EU launches new raid on the City

Great Barrier ReefImage source, AFP
Image caption,

Reef life may include sharks

The EU Commission is mounting another attempt to steal trillions in trading business from London by insisting that euro denominated deals should be settled in the EU.

After Brexit, that would obviously exclude London where the vast majority is currently done.

That has always been a major grievance for other European capitals who sense an opportunity to restart an old fight for a big prize.

London's financial district - or "The City" - is like a coral reef. It has grown into a complex ecosystem over hundreds of years with lots of specialist organisms feeding off each other.

The coral is home to plants and anemones which in turn are home to fish, and crustacea of dazzling variety.
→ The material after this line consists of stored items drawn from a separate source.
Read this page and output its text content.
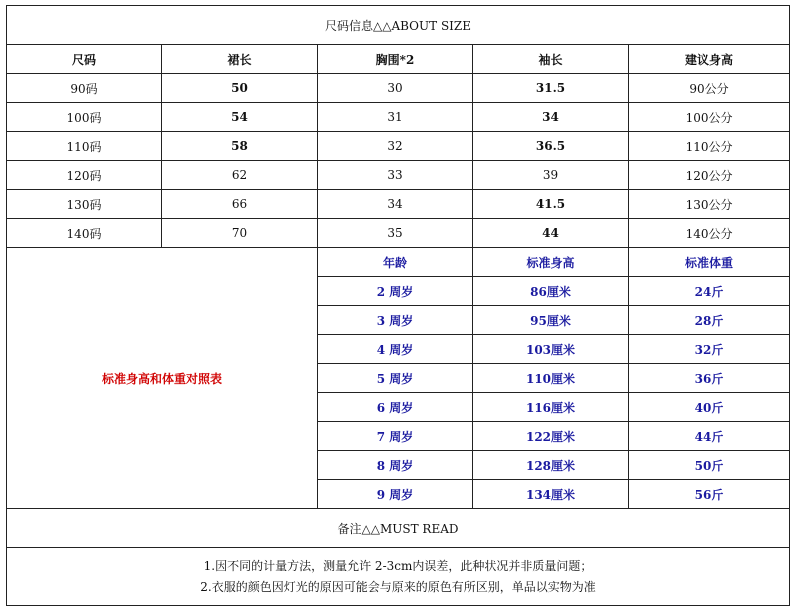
尺码信息△△ABOUT SIZE				
尺码	裙长	胸围*2	袖长	建议身高
90码	50	30	31.5	90公分
100码	54	31	34	100公分
110码	58	32	36.5	110公分
120码	62	33	39	120公分
130码	66	34	41.5	130公分
140码	70	35	44	140公分
标准身高和体重对照表		年龄	标准身高	标准体重
		2 周岁	86厘米	24斤
		3 周岁	95厘米	28斤
		4 周岁	103厘米	32斤
		5 周岁	110厘米	36斤
		6 周岁	116厘米	40斤
		7 周岁	122厘米	44斤
		8 周岁	128厘米	50斤
		9 周岁	134厘米	56斤
备注△△MUST READ				

1.因不同的计量方法，测量允许 2-3cm内误差，此种状况并非质量问题；
2.衣服的颜色因灯光的原因可能会与原来的原色有所区别，单品以实物为准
Bankers and traders may be the apex predators but there are lawyers, accountants, insurance brokers and tech workers swimming around them.

Clownfish

It's very hard to replicate but that doesn't mean it can't be damaged. If you chip a bit off - you lose a few of the resident clownfish too.

That rather extended metaphor is perhaps one way to think about the subject of euro clearing. It's a very basic, boring and yet incredibly important bit of the reef.

Clearing is the process by which a third party organisation acts as an intermediary for both buyer and seller.

They deal with the clearing "house" rather than each other which centralises everything and makes the whole complex business easier and quicker. 75% of all everything bought and sold in euros - anywhere in the world - is cleared in London - some 850 billion euros EVERY DAY.

Clearing houses also bear the risks that once side of the transaction doesn't cough up.

In return for that risk, buyers and sellers have to keep money in a special account with the clearing house in case there are problems. The more business you do with them, the less money proportionately of your trading volumes you need to keep in that account. Bigger clearing houses are therefore cheaper for their customers.

Stealing

If you start chipping bits off the reef and carting them off to Europe those costs could rise. Some estimates put the cost of fragmenting this bit of the reef at an additional 77bn euros to the people that use them.

It would cost UK jobs too. An Ernst and Young study last year estimated that over 80,000 UK jobs would go if euro-clearing moved from London.

Other financial centres have tried for years to steal this business. In fact, the European Central Bank in Frankfurt tried to insist that all euro trades in the EU were done inside the eurozone. A policy it had to scrap when the European Court of Justice ruled in 2015 it discriminated against non-eurozone countries who are part of the EU.

If that court case is run again once the UK is outside the EU, that defence no longer works.

Cold sick

This new raiding party is led by the EU Financial Services Commissioner Valdis Dombrovskis, who is arguing that either the EU has greater policing powers over clearing in London (a cup of cold sick in political and regulatory terms) or, the business has to relocate to the EU (two cups).

It's not clear, however, that a defeat for London would be a victory for the EU. Some euro clearing also happens in the US and many think that the way firms will minimise the cost of disruption and fragmentation will be to do their business in New York - another big reef - which would only serve to weaken Europe as a whole in the global financial power league.

That is what Chancellor Philip Hammond was getting at when he warned that the UK and Europe "should be careful of any proposals which might disrupt growth, raise the cost of investment in Europe and the UK or weaken financial stability".

New York is watching closely on the sidelines as the battle for Britain's finance industry starts in earnest.